Local Officials are Duty Bound to Resist “Pretended Legislation”

If you think that law is something that a judge can make just by deciding a case that comes before him; or if you think that law is something that a legislature can make just by passing a bill and sending it to a governor or a president for his approval; or if you think that a governor or a president can make law just by means of an executive order, then I would respectfully suggest that you are mistaken about the true source and nature of law.

What is law? Where does it come from and how can I know what it is and what it isn’t?

American law is based on the view that the moral law of the God of the Bible is controlling in all cases. In the Declaration of Independence this moral law is referred to as “The Laws of Nature and of Nature’s God.”

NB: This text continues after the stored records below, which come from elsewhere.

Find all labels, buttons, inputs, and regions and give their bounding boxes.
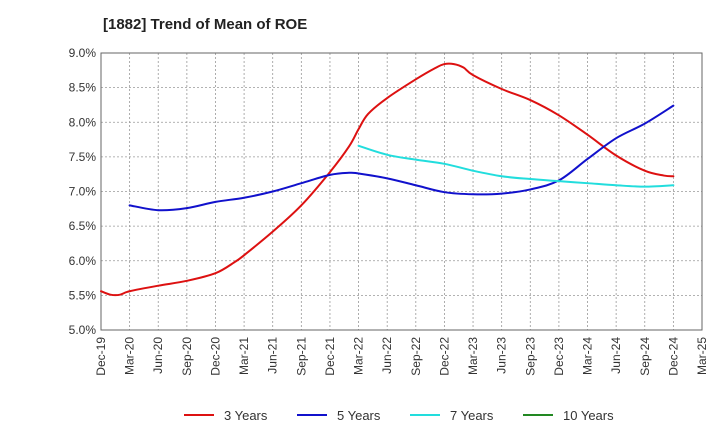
x-tick-label: Dec-22 bbox=[437, 337, 451, 376]
x-axis-ticks: Dec-19 Mar-20 Jun-20 Sep-20 Dec-20 Mar-21 Jun-… bbox=[94, 337, 709, 376]
y-tick-label: 7.5% bbox=[69, 150, 97, 164]
plot-frame bbox=[100, 52, 703, 331]
x-tick-label: Jun-23 bbox=[495, 337, 509, 374]
y-tick-label: 6.5% bbox=[69, 219, 97, 233]
x-tick-label: Sep-22 bbox=[409, 337, 423, 376]
series-line-3-years bbox=[100, 62, 675, 297]
x-tick-label: Dec-19 bbox=[94, 337, 108, 376]
x-tick-label: Mar-25 bbox=[695, 337, 709, 375]
x-tick-label: Sep-23 bbox=[523, 337, 537, 376]
y-tick-label: 9.0% bbox=[69, 46, 97, 60]
y-axis-ticks: 5.0% 5.5% 6.0% 6.5% 7.0% 7.5% 8.0% 8.5% 9.0% bbox=[69, 46, 97, 337]
legend-label-7-years: 7 Years bbox=[450, 408, 494, 423]
legend-label-5-years: 5 Years bbox=[337, 408, 381, 423]
x-tick-label: Jun-20 bbox=[151, 337, 165, 374]
grid-layer bbox=[100, 52, 703, 331]
x-tick-label: Dec-23 bbox=[552, 337, 566, 376]
y-tick-label: 8.0% bbox=[69, 115, 97, 129]
y-tick-label: 6.0% bbox=[69, 254, 97, 268]
x-tick-label: Mar-23 bbox=[466, 337, 480, 375]
y-tick-label: 7.0% bbox=[69, 185, 97, 199]
x-tick-label: Mar-24 bbox=[581, 337, 595, 375]
series-layer bbox=[100, 62, 675, 297]
x-tick-label: Dec-21 bbox=[323, 337, 337, 376]
x-tick-label: Mar-22 bbox=[352, 337, 366, 375]
series-line-5-years bbox=[128, 104, 675, 212]
x-tick-label: Sep-24 bbox=[638, 337, 652, 376]
legend-label-3-years: 3 Years bbox=[224, 408, 268, 423]
x-tick-label: Jun-24 bbox=[609, 337, 623, 374]
y-tick-label: 5.5% bbox=[69, 288, 97, 302]
y-tick-label: 5.0% bbox=[69, 323, 97, 337]
chart-title: [1882] Trend of Mean of ROE bbox=[103, 16, 307, 33]
y-tick-label: 8.5% bbox=[69, 81, 97, 95]
x-tick-label: Dec-24 bbox=[666, 337, 680, 376]
legend-label-10-years: 10 Years bbox=[563, 408, 614, 423]
x-tick-label: Jun-21 bbox=[266, 337, 280, 374]
x-tick-label: Jun-22 bbox=[380, 337, 394, 374]
series-line-7-years bbox=[357, 144, 675, 188]
x-tick-label: Sep-21 bbox=[294, 337, 308, 376]
legend: 3 Years 5 Years 7 Years 10 Years bbox=[184, 408, 614, 423]
x-tick-label: Mar-21 bbox=[237, 337, 251, 375]
x-tick-label: Dec-20 bbox=[208, 337, 222, 376]
x-tick-label: Sep-20 bbox=[180, 337, 194, 376]
x-tick-label: Mar-20 bbox=[123, 337, 137, 375]
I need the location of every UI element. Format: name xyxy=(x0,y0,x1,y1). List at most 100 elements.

When human beings, God’s creatures, draw up constitutions and statutes and ordinances and regulations, these enactments are dependent for their validity on their being in harmony with the moral law I just mentioned. If these man-made actions conflict with God’s moral law, then they are not law at all.

Here’s how Sir William Blackstone put it in his famous Commentaries on the Laws of England:

“Upon these two foundations, the Law of Nature and the Law of Revelation (The Bible), depend all human laws: that is to say, no human law should be suffered to contradict these.”

In the Declaration of Independence, Thomas Jefferson used the words “pretended legislation” to describe such vain enactments.

When our local officials, including County Councilmen and Sheriffs, confront such “pretended legislation,” it is their duty to resist its implementation.